Home Inchiostro - Recensioni di libri indipendenti e non. Il caso Franz Stangl – Dominique Sigaud

Paratesto:
Scendo dal treno e Lars mi si para davanti. Pare che due settimane di vacanze gli abbiano messo nostaligia di me. Contrariamente al suo solito mi viene a prendere quasi dentro al vagone.
Che c’è? mi chiede. Pare che hai pianto.
Ho pianto, gli rispondo.
Eh, non esagerare, sono finite le vacanze, non è mica morto nessuno.
Sarebbe anche morto qualcuno, ma non è per questo che ho pianto.
Ah no? E perché allora?
Empatia, ho pianto per empatia.

Testo:
Empatia. Mi hanno sempre detto che ne ho troppa. E forse è vero, ma dopo tutti questi anni non ho ancora capito se è un bene o un male. Anni fa, quando pensavo che sarei diventato un professore universitario, qualcuno mi disse che sarei stato un bravo insegnante, perché ero dotato di molta empatia. Poi le cose non sono andate come previsto, ma l’empatia è rimasta.
Ed è a causa di questa famigerata empatia che c’ho messo una vita a leggere questo libro.”Il caso Franz Stangl” scritto dalla giornalista francese DOminique Sigaud è un macigno sullo stomaco. Riuscivo a leggerne poche pagine al giorno perché poi, preso dai  fatti narrati, iniziavo ad immaginare come doveva essere.
Parliamo di Germania nazista, di olocausto, di shoah e parliamo di Stangl, direttore del campo di concentramento di Treblika in cui hanno perso la vita 900 mila persone. NOVECENTOMILA PERSONE.
Il libro è in perenne equilibro tra il saggio e la narrativa, tra il diario intimo della scrittrice e il reportage giornalistico. Ma aldilà della contaminazione di generi che può interessare da un punto di vista strettamente linguistico e stilisitico, ciò che mi ha colpito è stato altro.
Mi ha colpito il fatto che la Sigaud pare portare sulle spalle la colpa di quell’orrore. E forse, ha ragione lei, in quanto esseri umani dovremmo tutti fare i conti con quanto è successo durante la seconda guerra mondiale. Ovviamente poi si rischia di essere tacciati di qualunquismo, buonismo o qualsiasi altro ismo denigratorio. Il fatto è solo uno, Sigaud racconta la storia di Franz Stangl, direttore di Treblinka, un uomo che fino alla fine ha cercato di rifiutare la colpa. Diceva, lui, di essere un puro amministrativo, di essere stato mandato lì a fare ciò che faceva perché era bravo ad organizzare. Quindi Treblinka uccideva a pieno ritmo perché lui era bravo ad organizzare la vita del campo di concentramento. Era sostituibile, dice lui.
Basta questo per sgravarsi della colpa, basta dire che se non c’ero io c’era comunque un altro?
Questo è un libro che andrebbe letto per vari motivi. Perché è scritto bene ed è un ottimo libro. Per rispetto delle vittime e della storia, ma anche, e dico io soprattutto, perché insegna a non dimenticare, insegna a non far dire: non è colpa mia.

Coordinate:

Clichy è una casa editrice che dovrebbero conoscere tutti. Hanno un catalogo davvero interessante, completamente fuori dalla logica del banale e del pubblichiamo cose che vendono. Certo, se vendono è meglio per loro e per noi. Il fattò è che le scelte editoriali sono coraggiose e arricchiscono il nostro animo. Inoltre, la qualità del cartaceo, la scelta dei materiali, la grafica utilizzata per la copertina mi sembrano dare un tocco ancora più personale e di valore a quello che è il nostro amato oggetto libro.

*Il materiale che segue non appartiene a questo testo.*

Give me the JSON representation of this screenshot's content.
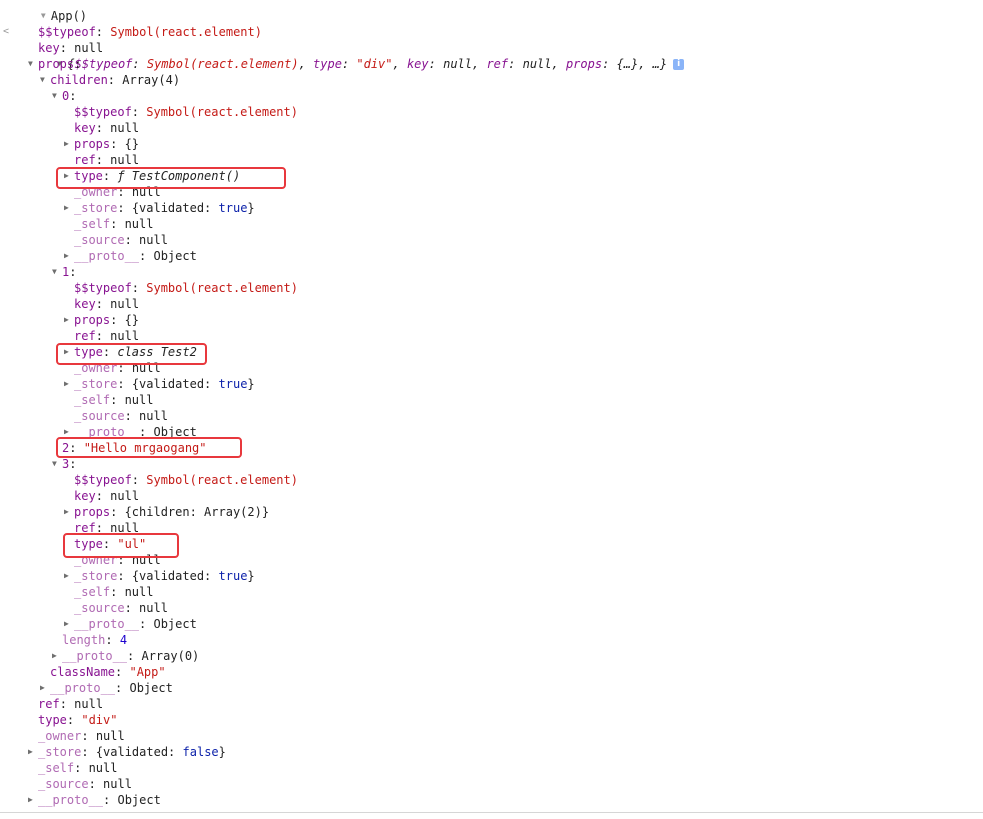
{
  "console": {
    "header_text": "App()",
    "summary": {
      "open": "{",
      "k1": "$$typeof",
      "v1": "Symbol(react.element)",
      "k2": "type",
      "v2": "\"div\"",
      "k3": "key",
      "v3": "null",
      "k4": "ref",
      "v4": "null",
      "k5": "props",
      "v5": "{…}",
      "tail": "…}"
    },
    "rows": [
      {
        "indent": 38,
        "tri": "",
        "k": "$$typeof",
        "parts": [
          {
            "c": "sym",
            "t": "Symbol(react.element)"
          }
        ]
      },
      {
        "indent": 38,
        "tri": "",
        "k": "key",
        "parts": [
          {
            "c": "plain",
            "t": "null"
          }
        ]
      },
      {
        "indent": 28,
        "tri": "down",
        "k": "props",
        "parts": []
      },
      {
        "indent": 40,
        "tri": "down",
        "k": "children",
        "parts": [
          {
            "c": "plain",
            "t": "Array(4)"
          }
        ]
      },
      {
        "indent": 52,
        "tri": "down",
        "k": "0",
        "parts": []
      },
      {
        "indent": 74,
        "tri": "",
        "k": "$$typeof",
        "parts": [
          {
            "c": "sym",
            "t": "Symbol(react.element)"
          }
        ]
      },
      {
        "indent": 74,
        "tri": "",
        "k": "key",
        "parts": [
          {
            "c": "plain",
            "t": "null"
          }
        ]
      },
      {
        "indent": 64,
        "tri": "right",
        "k": "props",
        "parts": [
          {
            "c": "plain",
            "t": "{}"
          }
        ]
      },
      {
        "indent": 74,
        "tri": "",
        "k": "ref",
        "parts": [
          {
            "c": "plain",
            "t": "null"
          }
        ]
      },
      {
        "indent": 64,
        "tri": "right",
        "k": "type",
        "parts": [
          {
            "c": "it",
            "t": "ƒ TestComponent()"
          }
        ]
      },
      {
        "indent": 74,
        "tri": "",
        "k": "_owner",
        "dim": true,
        "parts": [
          {
            "c": "plain",
            "t": "null"
          }
        ]
      },
      {
        "indent": 64,
        "tri": "right",
        "k": "_store",
        "dim": true,
        "parts": [
          {
            "c": "plain",
            "t": "{validated: "
          },
          {
            "c": "kw",
            "t": "true"
          },
          {
            "c": "plain",
            "t": "}"
          }
        ]
      },
      {
        "indent": 74,
        "tri": "",
        "k": "_self",
        "dim": true,
        "parts": [
          {
            "c": "plain",
            "t": "null"
          }
        ]
      },
      {
        "indent": 74,
        "tri": "",
        "k": "_source",
        "dim": true,
        "parts": [
          {
            "c": "plain",
            "t": "null"
          }
        ]
      },
      {
        "indent": 64,
        "tri": "right",
        "k": "__proto__",
        "dim": true,
        "parts": [
          {
            "c": "plain",
            "t": "Object"
          }
        ]
      },
      {
        "indent": 52,
        "tri": "down",
        "k": "1",
        "parts": []
      },
      {
        "indent": 74,
        "tri": "",
        "k": "$$typeof",
        "parts": [
          {
            "c": "sym",
            "t": "Symbol(react.element)"
          }
        ]
      },
      {
        "indent": 74,
        "tri": "",
        "k": "key",
        "parts": [
          {
            "c": "plain",
            "t": "null"
          }
        ]
      },
      {
        "indent": 64,
        "tri": "right",
        "k": "props",
        "parts": [
          {
            "c": "plain",
            "t": "{}"
          }
        ]
      },
      {
        "indent": 74,
        "tri": "",
        "k": "ref",
        "parts": [
          {
            "c": "plain",
            "t": "null"
          }
        ]
      },
      {
        "indent": 64,
        "tri": "right",
        "k": "type",
        "parts": [
          {
            "c": "it",
            "t": "class Test2"
          }
        ]
      },
      {
        "indent": 74,
        "tri": "",
        "k": "_owner",
        "dim": true,
        "parts": [
          {
            "c": "plain",
            "t": "null"
          }
        ]
      },
      {
        "indent": 64,
        "tri": "right",
        "k": "_store",
        "dim": true,
        "parts": [
          {
            "c": "plain",
            "t": "{validated: "
          },
          {
            "c": "kw",
            "t": "true"
          },
          {
            "c": "plain",
            "t": "}"
          }
        ]
      },
      {
        "indent": 74,
        "tri": "",
        "k": "_self",
        "dim": true,
        "parts": [
          {
            "c": "plain",
            "t": "null"
          }
        ]
      },
      {
        "indent": 74,
        "tri": "",
        "k": "_source",
        "dim": true,
        "parts": [
          {
            "c": "plain",
            "t": "null"
          }
        ]
      },
      {
        "indent": 64,
        "tri": "right",
        "k": "__proto__",
        "dim": true,
        "parts": [
          {
            "c": "plain",
            "t": "Object"
          }
        ]
      },
      {
        "indent": 62,
        "tri": "",
        "k": "2",
        "parts": [
          {
            "c": "str",
            "t": "\"Hello mrgaogang\""
          }
        ]
      },
      {
        "indent": 52,
        "tri": "down",
        "k": "3",
        "parts": []
      },
      {
        "indent": 74,
        "tri": "",
        "k": "$$typeof",
        "parts": [
          {
            "c": "sym",
            "t": "Symbol(react.element)"
          }
        ]
      },
      {
        "indent": 74,
        "tri": "",
        "k": "key",
        "parts": [
          {
            "c": "plain",
            "t": "null"
          }
        ]
      },
      {
        "indent": 64,
        "tri": "right",
        "k": "props",
        "parts": [
          {
            "c": "plain",
            "t": "{children: Array(2)}"
          }
        ]
      },
      {
        "indent": 74,
        "tri": "",
        "k": "ref",
        "parts": [
          {
            "c": "plain",
            "t": "null"
          }
        ]
      },
      {
        "indent": 74,
        "tri": "",
        "k": "type",
        "parts": [
          {
            "c": "str",
            "t": "\"ul\""
          }
        ]
      },
      {
        "indent": 74,
        "tri": "",
        "k": "_owner",
        "dim": true,
        "parts": [
          {
            "c": "plain",
            "t": "null"
          }
        ]
      },
      {
        "indent": 64,
        "tri": "right",
        "k": "_store",
        "dim": true,
        "parts": [
          {
            "c": "plain",
            "t": "{validated: "
          },
          {
            "c": "kw",
            "t": "true"
          },
          {
            "c": "plain",
            "t": "}"
          }
        ]
      },
      {
        "indent": 74,
        "tri": "",
        "k": "_self",
        "dim": true,
        "parts": [
          {
            "c": "plain",
            "t": "null"
          }
        ]
      },
      {
        "indent": 74,
        "tri": "",
        "k": "_source",
        "dim": true,
        "parts": [
          {
            "c": "plain",
            "t": "null"
          }
        ]
      },
      {
        "indent": 64,
        "tri": "right",
        "k": "__proto__",
        "dim": true,
        "parts": [
          {
            "c": "plain",
            "t": "Object"
          }
        ]
      },
      {
        "indent": 62,
        "tri": "",
        "k": "length",
        "dim": true,
        "parts": [
          {
            "c": "num",
            "t": "4"
          }
        ]
      },
      {
        "indent": 52,
        "tri": "right",
        "k": "__proto__",
        "dim": true,
        "parts": [
          {
            "c": "plain",
            "t": "Array(0)"
          }
        ]
      },
      {
        "indent": 50,
        "tri": "",
        "k": "className",
        "parts": [
          {
            "c": "str",
            "t": "\"App\""
          }
        ]
      },
      {
        "indent": 40,
        "tri": "right",
        "k": "__proto__",
        "dim": true,
        "parts": [
          {
            "c": "plain",
            "t": "Object"
          }
        ]
      },
      {
        "indent": 38,
        "tri": "",
        "k": "ref",
        "parts": [
          {
            "c": "plain",
            "t": "null"
          }
        ]
      },
      {
        "indent": 38,
        "tri": "",
        "k": "type",
        "parts": [
          {
            "c": "str",
            "t": "\"div\""
          }
        ]
      },
      {
        "indent": 38,
        "tri": "",
        "k": "_owner",
        "dim": true,
        "parts": [
          {
            "c": "plain",
            "t": "null"
          }
        ]
      },
      {
        "indent": 28,
        "tri": "right",
        "k": "_store",
        "dim": true,
        "parts": [
          {
            "c": "plain",
            "t": "{validated: "
          },
          {
            "c": "kw",
            "t": "false"
          },
          {
            "c": "plain",
            "t": "}"
          }
        ]
      },
      {
        "indent": 38,
        "tri": "",
        "k": "_self",
        "dim": true,
        "parts": [
          {
            "c": "plain",
            "t": "null"
          }
        ]
      },
      {
        "indent": 38,
        "tri": "",
        "k": "_source",
        "dim": true,
        "parts": [
          {
            "c": "plain",
            "t": "null"
          }
        ]
      },
      {
        "indent": 28,
        "tri": "right",
        "k": "__proto__",
        "dim": true,
        "parts": [
          {
            "c": "plain",
            "t": "Object"
          }
        ]
      }
    ]
  },
  "icons": {
    "info": "i",
    "triangle_down": "▼",
    "triangle_right": "▶",
    "prompt_arrow": "<"
  },
  "colors": {
    "key": "#881391",
    "string": "#c41a16",
    "keyword": "#0d22aa",
    "number": "#1c00cf",
    "highlight": "#e8383d"
  }
}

Dominique Sigaud, nata a Parigi nel 1959, è giornalista e autrice di romanzi e saggi. Tra il 1984 e il 1996 ha percorso in lungo e in largo l’Africa, di cui ha raccontato molte storie su giornali e riviste di tutto il mondo, fino ad aggiudicarsi il «Prix des Femmes Journalistes» per un suo articolo sul massacro del Rwanda. Una delle tematiche a cui si è dedicata più assiduamente è la Shoah. Tra i suoi libri più celebri: L’hypothèse du desert (1996) e Conte d’exploitation (2011).

La traduzione è di Francesca Novajra. Sono due le cose che mi sento di dire. La prima è un ringraziamento. Credo che abbia fatto un bel lavoro di traduzione considerando che ignorando completamente tutto quanto faceva da corollario sono riuscito a godere un’esperienza piena. E questo credo dipenda anche dal fatto che la lettura era lineare, senza sbavature, senza l’impressione di leggere un testo in traduzione. La seconda cosa è più una domanda. Quanto è stato difficile “vivere” il testo, considerando ciò di cui parla?